Children and teens are turning to alternative medicines in soaring numbers, and the trend has pediatricians worried.
Children’s use of herbal products and nutritional supplements nearly doubled between 2003 and 2014, a study published Monday by the Journal of the American Medical Association found. Researchers at the University of Illinois at Chicago analyzed national health surveys of more than 4,400 young people and found that 6.7% took alternative medicines in 2014, compared to 3.7% in 2003. Some 33.2% of children and teens took a dietary supplement of some kind in 2014, including multivitamins.
Though they’re marketed as cures for a range of ailments, alternative supplements and medicines often end up on store shelves without oversight or approval from the federal Food and Drug Administration, the researchers noted.
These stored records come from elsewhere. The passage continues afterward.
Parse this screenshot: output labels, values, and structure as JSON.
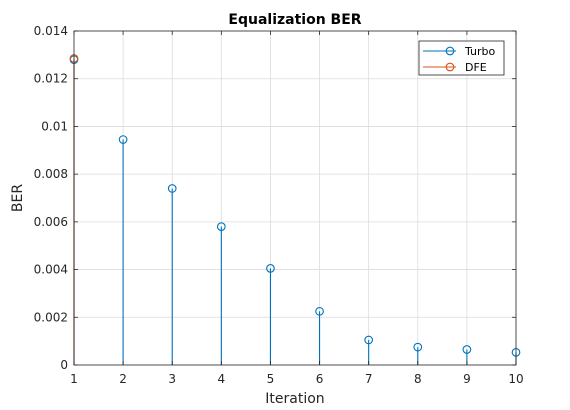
{
  "chart_data": {
    "type": "stem",
    "title": "Equalization BER",
    "xlabel": "Iteration",
    "ylabel": "BER",
    "xlim": [
      1,
      10
    ],
    "ylim": [
      0,
      0.014
    ],
    "grid": true,
    "legend_position": "top-right",
    "xticks": [
      "1",
      "2",
      "3",
      "4",
      "5",
      "6",
      "7",
      "8",
      "9",
      "10"
    ],
    "yticks": [
      "0",
      "0.002",
      "0.004",
      "0.006",
      "0.008",
      "0.01",
      "0.012",
      "0.014"
    ],
    "series": [
      {
        "name": "Turbo",
        "color": "#0072BD",
        "x": [
          1,
          2,
          3,
          4,
          5,
          6,
          7,
          8,
          9,
          10
        ],
        "y": [
          0.0128,
          0.00945,
          0.0074,
          0.0058,
          0.00405,
          0.00225,
          0.00105,
          0.00075,
          0.00065,
          0.00053
        ]
      },
      {
        "name": "DFE",
        "color": "#D95319",
        "x": [
          1
        ],
        "y": [
          0.01285
        ]
      }
    ]
  }
}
The surge in use was driven by 13 to 18-year-olds using omega 3 fatty acids — which are often sold as a way to boost mental focus — and melatonin, which is marketed as a sleep aid for kids, researchers found.
“We simply do not know if there are any benefits to children that outweigh the potential harms, and this study suggests supplement use is widespread and therefore an important, yet often ignored, public health issue,” said study co-author Dima Qato, assistant professor of pharmacy systems, outcomes and policy at the UIC College of Pharmacy.
“Many dietary supplements have also been implicated in adverse drug events, especially cardiovascular, which is a safety concern,” Qato said.
The findings come as America’s $3 trillion “wellness” industry is booming as consumers seek out alternatives to traditional Western medicine.